BSides Toronto 2023

How Quality Engineering Transforms Application Security
10-21, 13:00–13:25 (US/Eastern), ENG 103

Are you tired of constantly patching vulnerabilities in production systems? Would you prefer proactive security mitigation to reactive response? This presentation explores the lessons I learned building a culture of quality software engineering, and how that culture can mitigate vulnerabilities before they are ever written. The lessons discussed can help your organization break the inertia of endless patching, and instead benefit from consistent, meaningful improvement.


We will begin by exploring what quality means, and how it can be applied to a software world. We define quality as a physical representation of a culture that takes pride in their product. With software, if a team focuses on quality first, it can lead to a sustainable culture of secure software development. When a team writes code, they should invest in doing it once and doing it right.

We will then explore of the lessons I learned building a culture of quality, and how it can be applied to application security. It is based on the “Toyota Way” management philosophy, but has been adopted to be more relevant to the audience.

We will discuss what a culture of quality means, and how it looks in the world of software. This includes encouraging individual developers to take the time they need to build high-quality code, and driving them to want to develop high-quality software. It will also discuss how investing in quality can lead to efficiency and productivity gains in the long-term.

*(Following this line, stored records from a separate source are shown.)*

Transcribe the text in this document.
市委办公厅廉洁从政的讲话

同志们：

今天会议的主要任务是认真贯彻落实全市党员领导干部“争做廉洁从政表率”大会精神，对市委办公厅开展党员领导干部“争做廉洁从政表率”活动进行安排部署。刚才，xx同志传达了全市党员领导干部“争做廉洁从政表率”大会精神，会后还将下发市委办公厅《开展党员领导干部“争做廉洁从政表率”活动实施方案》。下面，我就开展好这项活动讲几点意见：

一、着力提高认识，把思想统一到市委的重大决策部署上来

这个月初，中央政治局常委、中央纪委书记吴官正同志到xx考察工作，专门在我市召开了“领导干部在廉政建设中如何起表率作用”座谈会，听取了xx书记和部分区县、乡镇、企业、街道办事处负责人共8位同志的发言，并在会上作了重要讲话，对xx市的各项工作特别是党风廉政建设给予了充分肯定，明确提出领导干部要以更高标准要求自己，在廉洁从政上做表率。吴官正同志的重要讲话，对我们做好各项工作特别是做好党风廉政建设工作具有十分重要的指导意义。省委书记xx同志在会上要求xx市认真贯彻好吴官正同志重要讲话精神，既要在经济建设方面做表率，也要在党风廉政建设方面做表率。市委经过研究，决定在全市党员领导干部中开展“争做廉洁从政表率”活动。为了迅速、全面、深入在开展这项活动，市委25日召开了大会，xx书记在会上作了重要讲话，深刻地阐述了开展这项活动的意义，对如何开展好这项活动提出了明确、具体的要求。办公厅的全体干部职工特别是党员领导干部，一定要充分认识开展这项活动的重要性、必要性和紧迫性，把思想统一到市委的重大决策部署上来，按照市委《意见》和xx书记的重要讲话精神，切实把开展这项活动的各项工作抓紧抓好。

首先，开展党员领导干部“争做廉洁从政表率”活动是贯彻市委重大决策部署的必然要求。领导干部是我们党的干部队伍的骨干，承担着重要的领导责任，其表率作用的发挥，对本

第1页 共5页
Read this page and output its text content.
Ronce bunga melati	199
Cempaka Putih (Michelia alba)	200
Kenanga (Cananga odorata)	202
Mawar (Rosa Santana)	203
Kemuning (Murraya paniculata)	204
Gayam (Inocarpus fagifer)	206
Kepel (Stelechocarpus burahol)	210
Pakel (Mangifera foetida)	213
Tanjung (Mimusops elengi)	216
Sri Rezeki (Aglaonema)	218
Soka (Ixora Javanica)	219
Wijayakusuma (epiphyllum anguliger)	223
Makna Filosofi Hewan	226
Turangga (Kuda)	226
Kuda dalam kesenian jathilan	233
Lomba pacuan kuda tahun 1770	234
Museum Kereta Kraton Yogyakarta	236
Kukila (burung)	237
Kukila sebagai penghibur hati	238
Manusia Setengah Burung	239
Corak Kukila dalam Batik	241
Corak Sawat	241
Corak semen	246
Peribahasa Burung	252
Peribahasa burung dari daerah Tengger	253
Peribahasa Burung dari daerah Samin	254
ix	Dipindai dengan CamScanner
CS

We will then discuss how security teams can standardize technologies, and make them easy for developers to use. When the easiest path for implementation is also secure, engineers are more likely to use that path rather than finding alternates. Teams should use libraries to standardize and abstract high-risk operations to reduce the number of low-quality implementations. These may include ORMs, AAA libraries, input validators, and more.

Lastly, we will discuss continual improvement, and how time can be leveraged to make lasting change. This includes security sprints, which focus on making small changes to developer behavior. As the developers adapt to the workflow changes, more can be introduced. Continual improvement takes SDLC policies and slowly integrates them into the developer workflow. This leads to more lasting change than a quick transition to SLDC policies, which may overwhelm the developers and lead to misunderstandings. It will also discuss the importance of maintaining developer relations and not being too hard-handed, which could destroy trust and lead to hidden risks.

Alexander Beaver is an Application Security Engineer and student at the Rochester Institute of Technology. He has worked in application security for Paramount, Cisco, and multiple start-ups. Alexander received international recognition for his leadership of a FIRST robotics team, including the shift to a quality-first culture. He also was the Tech Lead at RITSEC, a student-run cybersecurity club with over 200 members. At RITSEC, Alexander developed a multi-year plan to lower the barriers to security education. He specializes on Secure Software Development and Trusted Computing. Alexander is interested in the relationship between organizational culture and security posture, particularly SDLC adoption.